A fast and lightweight framework for creating decentralized agents with ease.

1 636 étoiles358 forksPythonApache-2.0
GitHub

En bref

De quoi s’agit-il ?
La bibliothèque de Fetch.ai transforme un script Python en agent autonome doté d'une adresse cryptographique et inscrit dans un registre on-chain. Le mécanisme est simple, l'hypothèse de départ l'est moins.
À qui s’adresse-t-il ?
uAgents convient à ceux qui veulent un agent Python identifiable et joignable par d'autres agents via l'écosystème Fetch.ai, et qui acceptent qu'une clé privée soit le pivot de cette identité. Ceux qui cherchent une orchestration locale de LLM sans blockchain, ou qui ne veulent pas gérer de seed en production, devraient regarder ailleurs.
Puis-je l’utiliser commercialement ?
Oui. Apache-2.0 est une licence permissive : vous pouvez utiliser, modifier et vendre un logiciel qui en dépend, à condition de conserver les mentions de droit d’auteur et de licence.
Est-il encore maintenu ?
Oui. Le dépôt a reçu de nouveaux commits au cours des dernières 24 heures.
En quel langage est-il écrit ?
Principalement Python, d’après les statistiques de langage de GitHub.

Ces réponses reposent sur les données GitHub du projet (dernière synchronisation le 15 septembre 2026) et sur notre analyse. Elles ne constituent pas un avis juridique.

ANALYSE OPEN SOURCE APPROFONDIE

Le problème : un agent qui n'a pas d'adresse n'est joignable par personne

Un script Python qui tourne en boucle et journalise un message est facile à écrire. Le rendre joignable par un autre programme, sur une autre machine, sans annuaire central à maintenir, est une autre affaire. uAgents prend en charge cette partie : au démarrage, selon le README, chaque agent rejoint le réseau en s'enregistrant sur l'Almanac, présenté comme un contrat intelligent déployé sur la blockchain Fetch.ai. L'agent obtient ainsi une identité vérifiable et un point de rendez-vous.
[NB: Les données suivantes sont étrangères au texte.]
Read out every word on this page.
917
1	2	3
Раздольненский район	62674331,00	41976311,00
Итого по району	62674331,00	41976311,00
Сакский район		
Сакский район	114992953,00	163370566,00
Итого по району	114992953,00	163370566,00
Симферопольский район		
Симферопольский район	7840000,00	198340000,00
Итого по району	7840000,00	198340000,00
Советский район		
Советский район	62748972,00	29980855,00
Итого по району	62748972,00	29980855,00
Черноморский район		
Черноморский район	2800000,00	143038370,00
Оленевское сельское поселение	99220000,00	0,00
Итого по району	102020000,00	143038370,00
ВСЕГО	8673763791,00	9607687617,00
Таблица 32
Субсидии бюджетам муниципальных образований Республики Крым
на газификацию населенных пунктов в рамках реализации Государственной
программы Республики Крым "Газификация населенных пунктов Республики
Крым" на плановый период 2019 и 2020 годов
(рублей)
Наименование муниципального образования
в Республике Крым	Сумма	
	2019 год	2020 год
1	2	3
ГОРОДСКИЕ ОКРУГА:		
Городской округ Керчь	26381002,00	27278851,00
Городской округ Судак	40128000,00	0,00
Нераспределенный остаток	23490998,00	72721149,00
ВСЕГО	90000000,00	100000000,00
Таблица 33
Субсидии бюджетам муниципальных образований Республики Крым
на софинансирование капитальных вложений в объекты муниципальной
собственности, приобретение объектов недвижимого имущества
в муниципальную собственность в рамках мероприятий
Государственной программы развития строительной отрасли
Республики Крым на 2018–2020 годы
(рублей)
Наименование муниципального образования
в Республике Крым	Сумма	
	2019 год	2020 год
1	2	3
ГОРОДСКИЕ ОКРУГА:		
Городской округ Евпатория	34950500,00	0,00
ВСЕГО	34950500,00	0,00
La cible est donc l'équipe qui construit un service logiciel autonome et veut que d'autres agents puissent le découvrir et lui parler, plutôt que de coder à la main un registre de services et une couche d'authentification. Le README insiste sur la sécurité des messages et des portefeuilles, décrits comme protégés cryptographiquement. C'est la promesse centrale du projet, et elle implique un coût : l'identité de votre agent n'est plus un détail d'implémentation, c'est une clé.
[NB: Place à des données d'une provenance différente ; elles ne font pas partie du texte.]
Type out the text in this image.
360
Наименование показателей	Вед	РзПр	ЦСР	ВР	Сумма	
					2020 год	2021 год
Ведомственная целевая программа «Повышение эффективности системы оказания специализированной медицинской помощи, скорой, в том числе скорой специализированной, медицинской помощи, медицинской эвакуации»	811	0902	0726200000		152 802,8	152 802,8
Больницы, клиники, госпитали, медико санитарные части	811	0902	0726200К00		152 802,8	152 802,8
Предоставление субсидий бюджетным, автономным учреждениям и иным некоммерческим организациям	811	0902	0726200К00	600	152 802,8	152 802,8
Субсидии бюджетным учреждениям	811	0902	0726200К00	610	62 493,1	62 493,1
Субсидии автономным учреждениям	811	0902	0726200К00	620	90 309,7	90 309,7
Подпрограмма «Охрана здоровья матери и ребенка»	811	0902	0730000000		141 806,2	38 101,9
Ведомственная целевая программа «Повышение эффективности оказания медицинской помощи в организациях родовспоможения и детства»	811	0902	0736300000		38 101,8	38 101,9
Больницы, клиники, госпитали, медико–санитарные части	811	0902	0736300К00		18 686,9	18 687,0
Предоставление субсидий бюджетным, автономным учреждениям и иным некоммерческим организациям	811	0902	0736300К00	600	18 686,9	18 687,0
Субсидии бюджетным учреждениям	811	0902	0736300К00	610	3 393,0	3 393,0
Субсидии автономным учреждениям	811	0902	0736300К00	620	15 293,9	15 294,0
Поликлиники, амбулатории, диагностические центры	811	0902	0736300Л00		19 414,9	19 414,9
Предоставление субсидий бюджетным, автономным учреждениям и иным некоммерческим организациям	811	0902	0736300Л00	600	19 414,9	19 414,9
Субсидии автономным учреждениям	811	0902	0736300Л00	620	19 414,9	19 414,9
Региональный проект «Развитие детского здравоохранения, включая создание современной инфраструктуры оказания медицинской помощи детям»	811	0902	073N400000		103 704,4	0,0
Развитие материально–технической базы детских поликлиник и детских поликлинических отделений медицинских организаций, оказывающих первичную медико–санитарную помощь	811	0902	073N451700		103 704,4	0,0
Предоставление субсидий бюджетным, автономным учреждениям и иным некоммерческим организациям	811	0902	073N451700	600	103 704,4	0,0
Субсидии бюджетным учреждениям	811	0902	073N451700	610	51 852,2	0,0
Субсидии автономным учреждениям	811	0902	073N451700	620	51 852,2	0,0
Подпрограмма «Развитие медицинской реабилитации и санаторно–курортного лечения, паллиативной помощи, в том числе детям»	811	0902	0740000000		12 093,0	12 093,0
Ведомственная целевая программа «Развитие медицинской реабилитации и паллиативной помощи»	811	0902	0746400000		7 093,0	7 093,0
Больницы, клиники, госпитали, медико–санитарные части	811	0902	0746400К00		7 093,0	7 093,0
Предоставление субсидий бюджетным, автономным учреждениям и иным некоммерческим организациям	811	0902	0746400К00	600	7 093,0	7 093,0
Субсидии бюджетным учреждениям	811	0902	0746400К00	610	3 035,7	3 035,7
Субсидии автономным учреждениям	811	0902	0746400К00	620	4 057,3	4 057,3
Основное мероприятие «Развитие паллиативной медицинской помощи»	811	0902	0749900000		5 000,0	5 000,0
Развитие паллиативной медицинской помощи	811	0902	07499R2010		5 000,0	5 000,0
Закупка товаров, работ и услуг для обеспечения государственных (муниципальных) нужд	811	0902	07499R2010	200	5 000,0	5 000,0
Ce que fait réellement le décorateur on_interval

Le README donne un exemple complet. On instancie un objet Agent avec un nom, on décore une fonction asynchrone avec on_interval(period=2.0), et la fonction est appelée toutes les deux secondes avec un objet Context en paramètre. Le Context porte au minimum ctx.agent.name et ctx.logger, tous deux utilisés dans l'exemple. Le lancement se fait par alice.run(), appelé sous la garde if __name__ == "__main__". Ce que la documentation du dépôt ne détaille pas dans le matériel fourni, c'est la boucle d'exécution sous-jacente : comment les intervalles sont ordonnancés, ce qui se passe si une tâche dépasse son intervalle, ou comment plusieurs handlers cohabitent. Le README mentionne aussi que l'agent peut agir sur des événements, mais l'exemple d'événement n'est pas fourni ici. Autrement dit, le chemin le plus documenté reste le minuteur. Pour un agent qui doit réagir à des messages entrants, il faudra consulter la page Communication des guides officiels, absente de ce que nous avons.
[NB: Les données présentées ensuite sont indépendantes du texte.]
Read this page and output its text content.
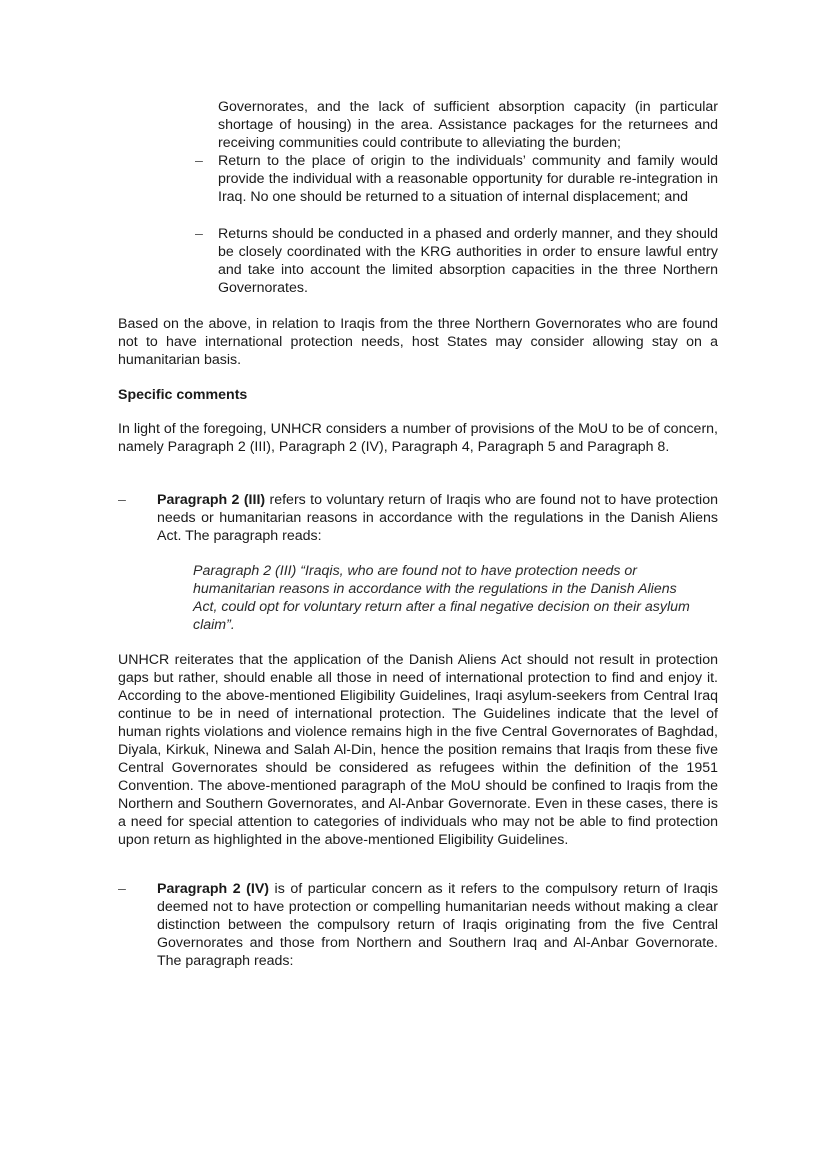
Governorates, and the lack of sufficient absorption capacity (in particular shortage of housing) in the area. Assistance packages for the returnees and receiving communities could contribute to alleviating the burden;

– Return to the place of origin to the individuals’ community and family would provide the individual with a reasonable opportunity for durable re-integration in Iraq. No one should be returned to a situation of internal displacement; and

– Returns should be conducted in a phased and orderly manner, and they should be closely coordinated with the KRG authorities in order to ensure lawful entry and take into account the limited absorption capacities in the three Northern Governorates.

Based on the above, in relation to Iraqis from the three Northern Governorates who are found not to have international protection needs, host States may consider allowing stay on a humanitarian basis.

Specific comments

In light of the foregoing, UNHCR considers a number of provisions of the MoU to be of concern, namely Paragraph 2 (III), Paragraph 2 (IV), Paragraph 4, Paragraph 5 and Paragraph 8.

– Paragraph 2 (III) refers to voluntary return of Iraqis who are found not to have protection needs or humanitarian reasons in accordance with the regulations in the Danish Aliens Act. The paragraph reads:

Paragraph 2 (III) “Iraqis, who are found not to have protection needs or humanitarian reasons in accordance with the regulations in the Danish Aliens Act, could opt for voluntary return after a final negative decision on their asylum claim”.

UNHCR reiterates that the application of the Danish Aliens Act should not result in protection gaps but rather, should enable all those in need of international protection to find and enjoy it. According to the above-mentioned Eligibility Guidelines, Iraqi asylum-seekers from Central Iraq continue to be in need of international protection. The Guidelines indicate that the level of human rights violations and violence remains high in the five Central Governorates of Baghdad, Diyala, Kirkuk, Ninewa and Salah Al-Din, hence the position remains that Iraqis from these five Central Governorates should be considered as refugees within the definition of the 1951 Convention. The above-mentioned paragraph of the MoU should be confined to Iraqis from the Northern and Southern Governorates, and Al-Anbar Governorate. Even in these cases, there is a need for special attention to categories of individuals who may not be able to find protection upon return as highlighted in the above-mentioned Eligibility Guidelines.

– Paragraph 2 (IV) is of particular concern as it refers to the compulsory return of Iraqis deemed not to have protection or compelling humanitarian needs without making a clear distinction between the compulsory return of Iraqis originating from the five Central Governorates and those from Northern and Southern Iraq and Al-Anbar Governorate. The paragraph reads:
Identité : seed, private_keys.json et adresses instables

Trois cas distincts apparaissent dans le README, et le troisième est un piège classique. Si vous passez seed=os.getenv("ALICE_SEED_PHRASE"), l'adresse de l'agent est fixe et reproductible : c'est le mode à utiliser dès qu'un autre agent doit mémoriser votre adresse. Si vous instanciez Agent(name="alice") sans seed, la clé privée est stockée localement à côté du nom, dans private_keys.json. Si vous instanciez Agent() sans nom, le README précise qu'une nouvelle adresse est générée à chaque exécution. Ce dernier comportement rend l'agent inutilisable comme destinataire stable, ce qui est cohérent avec l'idée d'un agent éphémère, mais dangereux si on l'ignore. Le fichier private_keys.json mérite une attention particulière : il contient de quoi reconstituer l'identité de l'agent, et le README ne décrit ni son format exact ni les permissions recommandées. Un dépôt Git qui l'embarque par accident expose cette identité. Le README ne traite pas ce cas.

Installation et périmètre de compatibilité Python

L'installation tient en une commande : pip install uagents. Le README annonce la prise en charge de Python 3.10 à 3.13. Cette plage est étroite dans les deux sens : pas de 3.9, ce qui exclut certaines images de base encore répandues, et pas de 3.14, ce qui signifie qu'un environnement récent devra être épinglé. Le dépôt se divise en deux paquets visibles : la bibliothèque Python dans le dossier python, et uagents-core dans python/uagents-core, décrit comme contenant les définitions et fonctionnalités de base pour construire un logiciel de type agent capable de s'intégrer à l'écosystème Fetch.ai et à la place de marché d'agents. Les versions publiées confirment cette séparation : la release v0.25.5 du 20 août 2026 côtoie une étiquette core@0.4.9 du 6 août 2026. Les deux composants n'avancent donc pas au même rythme, et un projet qui dépend de uagents-core directement devra suivre ses propres versions. Le README ne dit pas si l'API de core est stable.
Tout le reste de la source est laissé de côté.